I have been with several people and at one time or another, I felt strongly for them.  Every relationship was emotionally potent.  Curiously, however, it is that first love that has the greatest effect.  Oh, I wasn't an emotional virgin.  I had my own infatuations and I pined over boys with cute dimples and awesome dance moves before I even met my first love.  But I guess, before that first love, true romance - in its real essence - has never touched me.  Ironically, for something that can rock my world, I did not truly expect it.  Looking back, it was a happy experience tinged with elements of sadness and yes, even grief.

I am not speaking of your first crush, first kiss or the guy or girl you lost your virginity to.  I am speaking about your first true love.  Mine was the first person I truly fell madly in love with, the person I thought I cannot live without.  He wasn't my childhood sweetheart (although let us not discredit childhood sweethearts or underestimate the mark they leave behind); I envy E for having one.  His first love was his childhood sweetheart.
First love is the first time we deal with all sorts of emotion - angst, adoration, fascination, lust, anxiety, sadness that know no end.  It's a roller coaster ride.  It's the first person you shared deep connection with both on an emotional and physical level.  You cannot live without them.  You feel alive. It's consuming.  It's fantastic.  And then suddenly, it ends.  Just like that. The best thing that ever happened to you - is gone.
No, this does not happen to everyone.  The scenario may vary, but amazingly enough the emotions are the same.  We never really truly forget.  Unfortunately, for some, they end up pining for the same person.  They find themselves looking for the same thing that they have lost.  They want to recapture the same feelings, the same physical attraction.  It happened to me too.  Now, I know why.

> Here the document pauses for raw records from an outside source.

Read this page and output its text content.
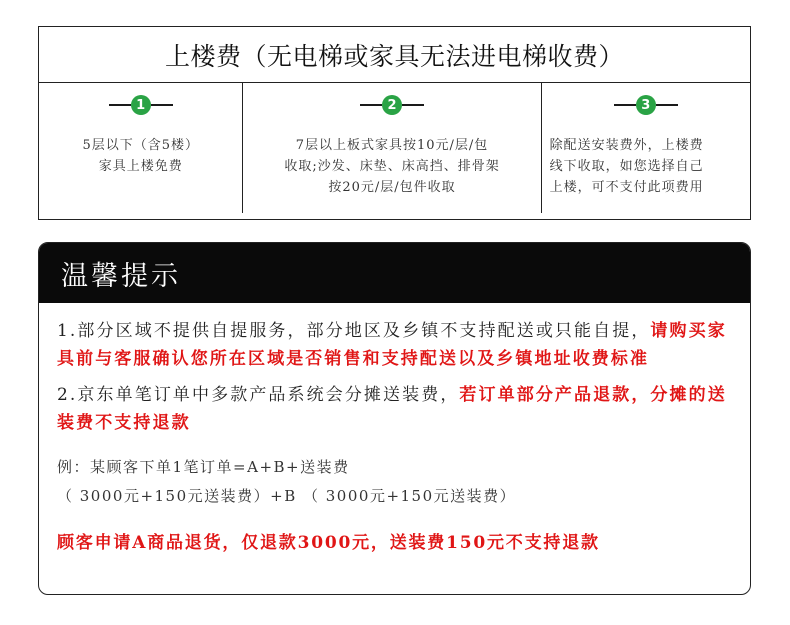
上楼费（无电梯或家具无法进电梯收费）
1
5层以下（含5楼）
家具上楼免费
2
7层以上板式家具按10元/层/包
收取;沙发、床垫、床高挡、排骨架
按20元/层/包件收取
3
除配送安装费外，上楼费
线下收取，如您选择自己
上楼，可不支付此项费用
温馨提示

1.部分区域不提供自提服务，部分地区及乡镇不支持配送或只能自提，请购买家具前与客服确认您所在区域是否销售和支持配送以及乡镇地址收费标准

2.京东单笔订单中多款产品系统会分摊送装费，若订单部分产品退款，分摊的送装费不支持退款

例：某顾客下单1笔订单=A+B+送装费
（ 3000元+150元送装费）+B （ 3000元+150元送装费）
顾客申请A商品退货，仅退款3000元，送装费150元不支持退款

In your life, you meet people.  Some you never really think about again or even remember.  Some you wonder what ever happened to them.  There are some that you wonder if they ever think of you or remember you.  There are some you wish you never think about again - but you do.

However, like everything that has been lost, you need to let go.  We don't really forget our first love, but we should never allow its legacy to dictate the rest of our lives.